In the Louisville case, however, the FCC submitted a Statement of Interest in late October addressing the issue of authority over poles. According to the document filed with the court:
BellSouth [AT&T] maintains in its motion for summary judgment that the Louisville Ordinance conflicts with, and is therefore preempted by, the federal pole attachment rules promulgated by the Commission under Section 224. That argument is wrong as a matter of law. The federal pole attachment regulations do not apply in Kentucky because Kentucky has filed a certification invoking reverse-preemption under Section 224(c) and has thereby opted out of the federal pole attachment rules.
The FCC exercises jurisdiction over pole attachments under Section 224 “only in states that do not so certify” that they regulate pole attachments…BellSouth is thus wrong to assert a conflict with the federal pole attachment rules in these circumstances.

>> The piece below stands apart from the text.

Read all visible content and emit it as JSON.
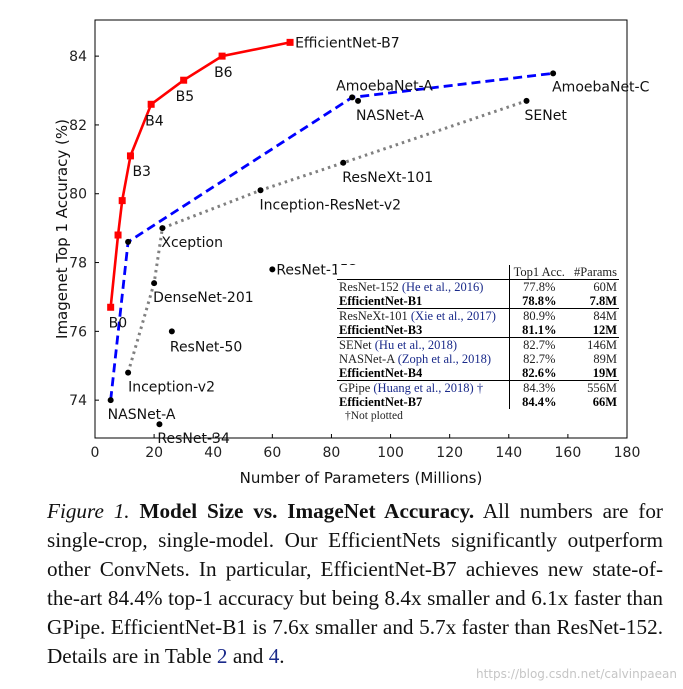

As a result, the FCC has no jurisdiction over Kentucky’s poles. In fact, the Statement of Interest goes on to support OMTR policies, stating that:
”As a general matter, promoting the deployment of competitive broadband infrastructure through one-touch make-ready policies is consonant with the goals of federal telecommunications policy, the Communications Act, and applicable FCC regulations.”
Nashville Leaders Press On
Back in Nashville, officials expressed disappointment at Comcast’s lawsuit, but resolve at creating a better environment for competition.
“One Touch Make Ready has been litigated in the court of public opinion, and the public overwhelmingly supports this measure designed to speed up the deployment of high-speed fiber in Nashville. Now, we hope that this federal litigation is quickly resolved so that we can get on with the business of expanding access to gigabit Internet throughout Davidson County.”